Ах если бы Вальгест по-прежнему был с ними! Он сумел бы за одну ночь выяснить, тот след или не тот.
– Но тебе самому туда соваться больше не с руки, – продолжал Тородд. – Дружина в три десятка – сила немалая, да сидят они в крепости, которую Свенельд целым войском брал.
– И что же делать?
– Я тебе скажу, что делать.
Бер с волнением и надеждой посмотрел на отца. Тородд не славился как великий воин, да и, имея миролюбивый нрав, такой славы не искал. Но он участвовал в двух походах на Греческое царство со своим братом Ингваром – в первом неудачном и во втором, который закончился выплатой большой дани, а потом воевал с древлянами после смерти Ингвара, и опыта ему хватало.
– Я думаю, тебе пора выйти из этого дела. Ты истребил трех человек из пяти наших врагов – больше половины. Для истреблениях двоих оставшихся нужны другие силы и возможности. И я знаю, у кого они есть.
– У кого? – Бер ловил каждое слово отца, как если бы перед им говорил сам Один.

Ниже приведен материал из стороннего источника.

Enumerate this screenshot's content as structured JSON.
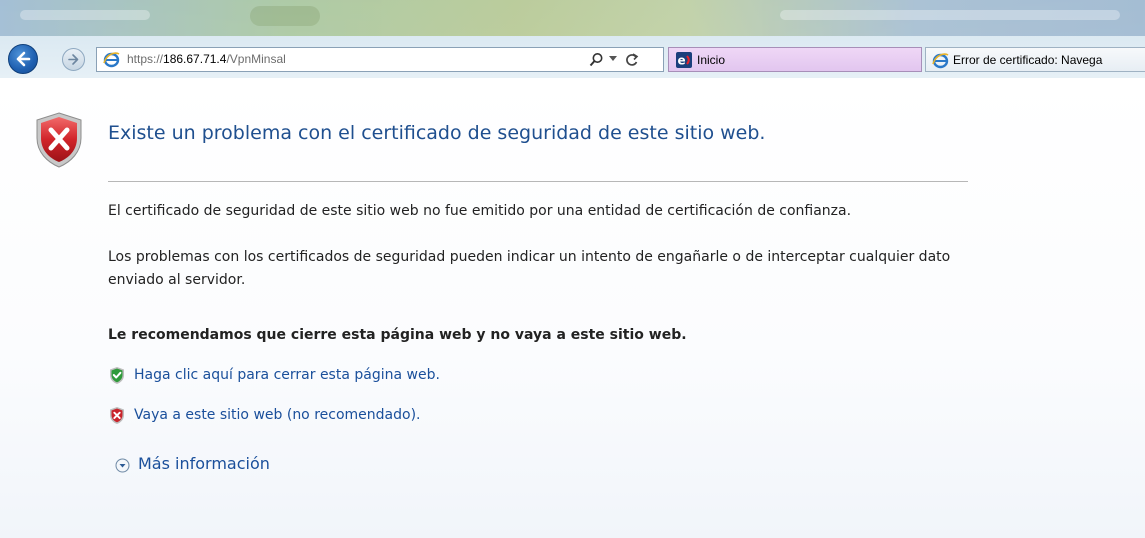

– У Мстислава Свенельдича, воеводы киевского. У Эльги, княгини. Мистина – Улеба названный отец, Эльга – его тетка по матери. Пусть они решают, как вашу Игморову братию из Навь-города выковыривать. Мистина ведь тоже имеет право мстить, и его право больше нашего с тобой. Оставь ему это дело. Нам теперь нужно передать ему эти вести.
– Так я… – Бер мысленно перекраивал свое ближайшее будущее, – мне ехать в Киев? Отсюда прямо? У вас же еще будут обозы на юг?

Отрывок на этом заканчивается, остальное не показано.